9) Das Local zur Aufzucht soll südlich215) liegen, und die Temperatur darin gleichmäßig gestellt werden können. So nothwendig frischer Luftzutritt ist, so schädlich wird ein starker Zug. Uebelriechende und luftverderbende Gegenstände dürfen nicht in der Nähe seyn.

10) Der Wärmegrad soll nach der Ausbrütung nie über + 20° R. und nie unter + 16° betragen, es muß aber immer frische Luft gegeben werden.

11) Bei regnerischem Wetter muß man öfters im Tage einen Rauch mit Wachholderbeeren oder Wachholder-Reisig machen, wobei die Raupen gegen die Einwirkung feuchter Luft gesichert werden216).

12) Unter diesen Umständen, und wenn das Futter nicht dik, sondern spärlich aufgelegt, aber öfters erneuert wird, machen die Raupen ihre regelmäßigen Häutungen, wachsen gesund heran und spinnen sich ein.
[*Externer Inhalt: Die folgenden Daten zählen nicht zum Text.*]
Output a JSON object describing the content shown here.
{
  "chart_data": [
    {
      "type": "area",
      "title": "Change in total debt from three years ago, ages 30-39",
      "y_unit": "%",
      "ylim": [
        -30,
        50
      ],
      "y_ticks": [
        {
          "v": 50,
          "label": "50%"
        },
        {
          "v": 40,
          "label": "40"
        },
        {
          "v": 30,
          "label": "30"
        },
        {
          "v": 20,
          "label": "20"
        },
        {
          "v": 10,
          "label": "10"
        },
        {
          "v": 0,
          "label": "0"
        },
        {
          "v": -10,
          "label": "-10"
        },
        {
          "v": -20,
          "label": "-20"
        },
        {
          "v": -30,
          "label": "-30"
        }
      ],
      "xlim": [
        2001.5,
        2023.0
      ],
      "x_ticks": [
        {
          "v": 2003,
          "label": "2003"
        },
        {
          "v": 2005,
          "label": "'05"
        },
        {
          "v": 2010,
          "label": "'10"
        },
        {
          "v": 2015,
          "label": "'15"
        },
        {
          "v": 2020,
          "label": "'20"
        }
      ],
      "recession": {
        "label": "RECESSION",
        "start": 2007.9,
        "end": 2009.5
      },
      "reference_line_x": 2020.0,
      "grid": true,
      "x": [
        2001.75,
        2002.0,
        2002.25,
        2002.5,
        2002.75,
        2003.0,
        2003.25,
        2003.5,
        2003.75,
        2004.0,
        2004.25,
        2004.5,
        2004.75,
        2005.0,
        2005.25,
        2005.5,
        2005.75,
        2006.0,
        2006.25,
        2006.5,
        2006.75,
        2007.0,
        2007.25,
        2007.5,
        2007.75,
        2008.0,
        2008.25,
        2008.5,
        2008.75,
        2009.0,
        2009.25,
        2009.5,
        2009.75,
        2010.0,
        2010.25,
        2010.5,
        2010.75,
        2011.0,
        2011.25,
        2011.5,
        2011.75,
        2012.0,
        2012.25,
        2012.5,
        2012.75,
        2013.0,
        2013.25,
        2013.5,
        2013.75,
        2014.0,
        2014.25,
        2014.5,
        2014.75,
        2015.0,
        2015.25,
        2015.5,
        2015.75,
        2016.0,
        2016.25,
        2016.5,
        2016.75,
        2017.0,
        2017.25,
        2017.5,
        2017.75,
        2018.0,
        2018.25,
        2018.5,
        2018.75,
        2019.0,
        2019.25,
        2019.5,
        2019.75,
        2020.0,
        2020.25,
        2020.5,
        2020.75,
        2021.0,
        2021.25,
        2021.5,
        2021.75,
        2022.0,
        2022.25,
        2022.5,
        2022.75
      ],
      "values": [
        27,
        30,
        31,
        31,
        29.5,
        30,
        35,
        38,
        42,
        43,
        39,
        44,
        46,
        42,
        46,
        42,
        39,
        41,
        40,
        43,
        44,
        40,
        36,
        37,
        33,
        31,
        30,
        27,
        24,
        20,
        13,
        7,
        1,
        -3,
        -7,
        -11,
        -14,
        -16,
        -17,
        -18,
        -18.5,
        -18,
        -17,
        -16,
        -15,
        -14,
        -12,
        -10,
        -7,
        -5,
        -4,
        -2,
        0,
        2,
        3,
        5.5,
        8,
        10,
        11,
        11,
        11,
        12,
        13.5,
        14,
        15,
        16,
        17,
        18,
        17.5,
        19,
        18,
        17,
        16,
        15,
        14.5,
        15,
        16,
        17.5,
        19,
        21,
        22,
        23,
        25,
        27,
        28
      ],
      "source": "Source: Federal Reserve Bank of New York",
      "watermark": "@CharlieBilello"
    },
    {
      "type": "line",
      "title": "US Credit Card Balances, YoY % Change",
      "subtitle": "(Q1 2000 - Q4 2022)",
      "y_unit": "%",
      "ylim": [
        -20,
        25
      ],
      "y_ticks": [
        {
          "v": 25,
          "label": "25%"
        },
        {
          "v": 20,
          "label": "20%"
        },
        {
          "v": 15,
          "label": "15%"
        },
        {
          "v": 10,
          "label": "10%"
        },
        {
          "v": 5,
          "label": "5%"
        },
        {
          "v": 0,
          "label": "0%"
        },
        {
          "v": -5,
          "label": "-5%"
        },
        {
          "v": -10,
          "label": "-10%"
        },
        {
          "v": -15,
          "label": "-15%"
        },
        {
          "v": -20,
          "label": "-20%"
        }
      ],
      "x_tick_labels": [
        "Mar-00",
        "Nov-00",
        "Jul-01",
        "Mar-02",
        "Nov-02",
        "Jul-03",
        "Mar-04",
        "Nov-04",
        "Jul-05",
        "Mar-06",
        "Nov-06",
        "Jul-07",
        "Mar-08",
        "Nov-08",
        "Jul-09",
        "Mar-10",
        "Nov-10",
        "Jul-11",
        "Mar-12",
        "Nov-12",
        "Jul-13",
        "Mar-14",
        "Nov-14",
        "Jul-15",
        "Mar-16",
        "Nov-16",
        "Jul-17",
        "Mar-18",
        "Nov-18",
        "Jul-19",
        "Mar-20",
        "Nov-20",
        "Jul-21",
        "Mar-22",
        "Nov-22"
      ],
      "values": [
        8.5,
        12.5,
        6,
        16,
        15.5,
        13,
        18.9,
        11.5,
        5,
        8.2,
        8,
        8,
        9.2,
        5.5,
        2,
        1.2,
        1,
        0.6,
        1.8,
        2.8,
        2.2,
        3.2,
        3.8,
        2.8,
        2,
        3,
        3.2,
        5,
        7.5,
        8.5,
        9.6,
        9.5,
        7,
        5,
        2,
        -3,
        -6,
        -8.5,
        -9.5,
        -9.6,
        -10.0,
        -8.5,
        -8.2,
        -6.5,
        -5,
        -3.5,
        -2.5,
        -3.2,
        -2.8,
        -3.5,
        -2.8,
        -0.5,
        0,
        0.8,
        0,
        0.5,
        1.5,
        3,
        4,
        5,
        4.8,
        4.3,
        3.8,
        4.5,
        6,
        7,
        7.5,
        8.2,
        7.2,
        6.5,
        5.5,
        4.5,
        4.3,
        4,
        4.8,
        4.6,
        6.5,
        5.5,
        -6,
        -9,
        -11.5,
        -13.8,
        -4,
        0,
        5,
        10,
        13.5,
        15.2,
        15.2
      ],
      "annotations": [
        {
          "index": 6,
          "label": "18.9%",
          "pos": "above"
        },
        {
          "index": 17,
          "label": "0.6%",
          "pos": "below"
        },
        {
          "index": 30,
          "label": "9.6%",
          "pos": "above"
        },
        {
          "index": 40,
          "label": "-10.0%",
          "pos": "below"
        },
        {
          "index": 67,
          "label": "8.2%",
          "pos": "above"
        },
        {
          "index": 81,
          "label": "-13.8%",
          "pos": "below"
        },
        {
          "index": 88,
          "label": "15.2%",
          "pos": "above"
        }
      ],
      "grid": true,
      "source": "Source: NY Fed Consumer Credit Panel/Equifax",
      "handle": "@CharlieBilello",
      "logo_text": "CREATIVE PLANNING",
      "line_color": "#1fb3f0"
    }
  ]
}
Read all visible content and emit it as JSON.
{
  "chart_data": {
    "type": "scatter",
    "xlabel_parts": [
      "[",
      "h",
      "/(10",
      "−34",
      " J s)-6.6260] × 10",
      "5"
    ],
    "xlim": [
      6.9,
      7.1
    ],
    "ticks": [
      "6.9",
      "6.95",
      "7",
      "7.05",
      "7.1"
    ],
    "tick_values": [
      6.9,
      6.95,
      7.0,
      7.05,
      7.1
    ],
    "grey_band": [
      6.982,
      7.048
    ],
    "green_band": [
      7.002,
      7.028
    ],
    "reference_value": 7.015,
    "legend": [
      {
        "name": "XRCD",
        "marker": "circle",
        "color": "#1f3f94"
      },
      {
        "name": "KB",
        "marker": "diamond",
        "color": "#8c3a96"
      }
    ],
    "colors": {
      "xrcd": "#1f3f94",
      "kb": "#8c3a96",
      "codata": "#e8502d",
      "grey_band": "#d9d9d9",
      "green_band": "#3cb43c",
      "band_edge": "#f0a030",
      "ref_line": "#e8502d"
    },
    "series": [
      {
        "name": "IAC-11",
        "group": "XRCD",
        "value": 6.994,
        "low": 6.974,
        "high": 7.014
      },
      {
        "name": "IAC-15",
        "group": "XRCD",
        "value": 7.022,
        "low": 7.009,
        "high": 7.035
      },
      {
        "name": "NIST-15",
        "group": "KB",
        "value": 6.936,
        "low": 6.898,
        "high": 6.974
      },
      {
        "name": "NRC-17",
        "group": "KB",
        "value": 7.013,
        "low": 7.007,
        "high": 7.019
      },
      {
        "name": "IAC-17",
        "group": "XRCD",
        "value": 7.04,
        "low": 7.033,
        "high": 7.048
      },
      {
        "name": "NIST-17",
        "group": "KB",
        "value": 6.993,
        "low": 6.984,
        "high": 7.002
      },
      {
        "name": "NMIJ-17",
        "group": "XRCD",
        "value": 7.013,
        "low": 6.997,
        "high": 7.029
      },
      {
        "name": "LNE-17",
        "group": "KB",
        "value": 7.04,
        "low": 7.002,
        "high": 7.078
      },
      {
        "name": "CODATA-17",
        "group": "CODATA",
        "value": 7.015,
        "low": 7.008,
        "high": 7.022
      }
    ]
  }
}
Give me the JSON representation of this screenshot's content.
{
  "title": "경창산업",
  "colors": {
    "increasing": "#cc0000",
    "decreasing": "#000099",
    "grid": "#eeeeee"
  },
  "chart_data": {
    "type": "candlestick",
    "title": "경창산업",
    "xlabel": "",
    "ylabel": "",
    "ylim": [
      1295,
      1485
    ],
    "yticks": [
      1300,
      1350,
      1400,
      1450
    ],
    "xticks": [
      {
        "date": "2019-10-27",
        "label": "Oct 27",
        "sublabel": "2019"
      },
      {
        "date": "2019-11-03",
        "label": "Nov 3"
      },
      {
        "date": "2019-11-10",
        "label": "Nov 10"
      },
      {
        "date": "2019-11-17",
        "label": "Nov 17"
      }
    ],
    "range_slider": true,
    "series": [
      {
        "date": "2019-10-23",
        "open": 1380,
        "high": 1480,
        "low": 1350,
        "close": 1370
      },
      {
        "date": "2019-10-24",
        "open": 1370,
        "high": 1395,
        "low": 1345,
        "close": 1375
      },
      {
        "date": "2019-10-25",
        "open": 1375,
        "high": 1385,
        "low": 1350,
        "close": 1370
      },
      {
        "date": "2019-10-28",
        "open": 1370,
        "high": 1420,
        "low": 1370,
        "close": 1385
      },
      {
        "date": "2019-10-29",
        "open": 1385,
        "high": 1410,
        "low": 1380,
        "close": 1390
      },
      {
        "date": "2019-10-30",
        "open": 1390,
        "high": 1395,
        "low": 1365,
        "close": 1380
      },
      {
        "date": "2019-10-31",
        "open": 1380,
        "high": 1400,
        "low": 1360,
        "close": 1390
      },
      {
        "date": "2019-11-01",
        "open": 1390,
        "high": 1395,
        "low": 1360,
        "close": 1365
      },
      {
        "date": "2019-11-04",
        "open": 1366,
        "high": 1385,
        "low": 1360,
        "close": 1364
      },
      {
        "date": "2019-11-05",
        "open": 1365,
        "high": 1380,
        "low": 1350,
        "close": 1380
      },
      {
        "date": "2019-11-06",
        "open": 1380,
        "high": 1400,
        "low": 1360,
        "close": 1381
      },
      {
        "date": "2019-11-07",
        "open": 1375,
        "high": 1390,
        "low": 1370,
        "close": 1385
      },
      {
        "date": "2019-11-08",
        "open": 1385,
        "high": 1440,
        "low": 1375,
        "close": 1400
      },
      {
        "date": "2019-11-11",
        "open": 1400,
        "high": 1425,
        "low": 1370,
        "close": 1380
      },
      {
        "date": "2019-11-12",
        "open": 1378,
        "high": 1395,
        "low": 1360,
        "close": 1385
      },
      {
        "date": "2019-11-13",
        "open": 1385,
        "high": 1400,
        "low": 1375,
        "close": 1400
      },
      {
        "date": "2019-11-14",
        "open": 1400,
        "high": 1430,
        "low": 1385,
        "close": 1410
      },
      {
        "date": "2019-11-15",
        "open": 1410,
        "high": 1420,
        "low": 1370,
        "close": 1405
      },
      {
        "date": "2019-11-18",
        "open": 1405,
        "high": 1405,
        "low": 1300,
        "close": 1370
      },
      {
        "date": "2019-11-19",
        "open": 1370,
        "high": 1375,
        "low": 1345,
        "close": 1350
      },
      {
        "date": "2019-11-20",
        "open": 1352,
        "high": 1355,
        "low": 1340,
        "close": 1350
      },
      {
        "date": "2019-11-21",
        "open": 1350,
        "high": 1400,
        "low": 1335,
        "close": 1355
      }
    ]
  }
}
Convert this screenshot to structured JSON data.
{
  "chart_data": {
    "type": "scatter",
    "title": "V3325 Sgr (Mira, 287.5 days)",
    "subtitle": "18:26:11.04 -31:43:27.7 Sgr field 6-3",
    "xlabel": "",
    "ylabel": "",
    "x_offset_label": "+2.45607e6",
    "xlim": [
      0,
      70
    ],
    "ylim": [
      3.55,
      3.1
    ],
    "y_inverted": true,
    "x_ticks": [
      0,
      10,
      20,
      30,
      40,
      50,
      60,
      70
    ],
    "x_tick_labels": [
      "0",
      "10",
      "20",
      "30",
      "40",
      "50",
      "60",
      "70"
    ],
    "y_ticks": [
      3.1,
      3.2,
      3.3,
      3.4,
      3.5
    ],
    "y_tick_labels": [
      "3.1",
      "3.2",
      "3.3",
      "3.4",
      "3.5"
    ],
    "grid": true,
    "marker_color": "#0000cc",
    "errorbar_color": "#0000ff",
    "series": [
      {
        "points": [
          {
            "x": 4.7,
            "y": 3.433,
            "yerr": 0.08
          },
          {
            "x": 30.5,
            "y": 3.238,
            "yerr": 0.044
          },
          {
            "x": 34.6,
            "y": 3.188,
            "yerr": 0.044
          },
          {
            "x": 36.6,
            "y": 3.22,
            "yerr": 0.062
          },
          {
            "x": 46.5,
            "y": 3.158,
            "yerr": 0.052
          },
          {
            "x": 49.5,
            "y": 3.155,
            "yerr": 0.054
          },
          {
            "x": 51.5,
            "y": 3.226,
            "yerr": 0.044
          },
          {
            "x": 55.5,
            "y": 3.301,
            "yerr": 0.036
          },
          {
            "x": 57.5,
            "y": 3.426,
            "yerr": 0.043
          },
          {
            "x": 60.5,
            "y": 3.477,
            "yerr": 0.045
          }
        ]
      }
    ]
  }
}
13) Die Raupen gehen vom Surrogate auf das Manlbeerblatt, und umgekehrt von diesem auf das Surrogat, und zwar zu jeder Zeit.

14) Raupen, die von der ersten Zeit an mit Surrogat, und von der zweiten Häutung mit Maulbeerblatt gefüttert sind, werden größer und fetter als solche, die durchaus mit Maulbeerlaub gefüttert wurden217).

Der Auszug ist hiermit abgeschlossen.